Hier gibt es Bombenblindgänger
Der Bereich des Hauptbahnhofes ist besonders von Kriegsmaterial aus dem Zweiten Weltkrieg belastet, weiß Gilbert Sandner, Sicherheitsbeauftragter der Stadt Graz: "Blindgänger gibt es dort, wo Infrastruktur war, die man zerstören wollte." Zu sehen ist diese Verteilung am Bombenblindgängerkataster auf der Website der Stadt. 1999 hat das Referat Sicherheitsmanagement und Bevölkerungsschutz aus Kriegsarchiven die damals verfügbaren Luftbilder aus dem Zweiten Weltkrieg gekauft, auswerten und den Kataster erstellen lassen, in dem die möglichen Verdachtspunkte eingezeichnet sind.
2014 wurden der Bombenblindgängerkataster komplett erneuert, eine weitere Aktualisierung wird aktuell angestrebt. Die Online-Karte ermöglicht es der Bevölkerung, selbst nachzuschauen, ob man in einer Zone lebt, in der mit einer erhöhten Wahrscheinlichkeit zu rechnen ist, auf ein Kriegsrelikt zu stoßen.

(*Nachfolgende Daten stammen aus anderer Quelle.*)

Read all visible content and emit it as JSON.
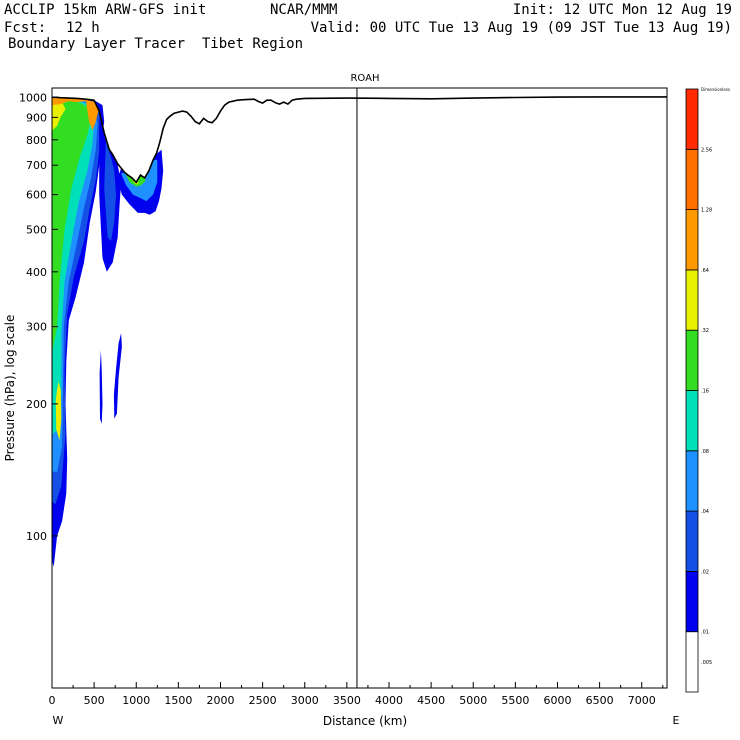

Eine ergänzende Auswertung kann jederzeit kostenlos angefragt werden. "Das macht dann Sinn wenn, es ein Bauvorhaben gibt und ist eine Empfehlung von unserer Seite, Verpflichtung gibt es aber keine", sagt der Sicherheitsbeauftragte.
Online Karte: Bombenblindgängerkataster
Information über die Gefahrenzonen in Graz: www.sicherheit.graz.at.Grünes Licht für des Großteil der Stadt
Wie "bombensicher" lebt es sich nun aber wirklich in Graz? Die vorhandenen roten Flecken auf der Stadtkarte haben ja durchaus bedrohlichen Charakter... "Der Großteil des Stadtgebietes –über 77 Prozent – liegt in der grünen Zone. Hier liegen keine Hinweise auf Kampfmittel vor", erklärt Sandner. 4,8 Prozent des Stadtgebietes befindet sich in der roten Zone, mit dem Vorhandensein von Kampfmitteln ist hier also zu rechnen.
"Die Sorge muss aber generell nicht groß sein, beim Graben in die Luft gesprengt zu werden – ich hab keinen Erfahrungsbericht darüber, dass im Nachgang wo etwas passiert wäre", beruhigt der Sicherheitsbeauftragte. Die Neutorgasse liegt übrigens in der grünen und gelben Zone. "Die Wahrscheinlichkeit, dass man hier auf Blindgänger stößt, ist sehr gering."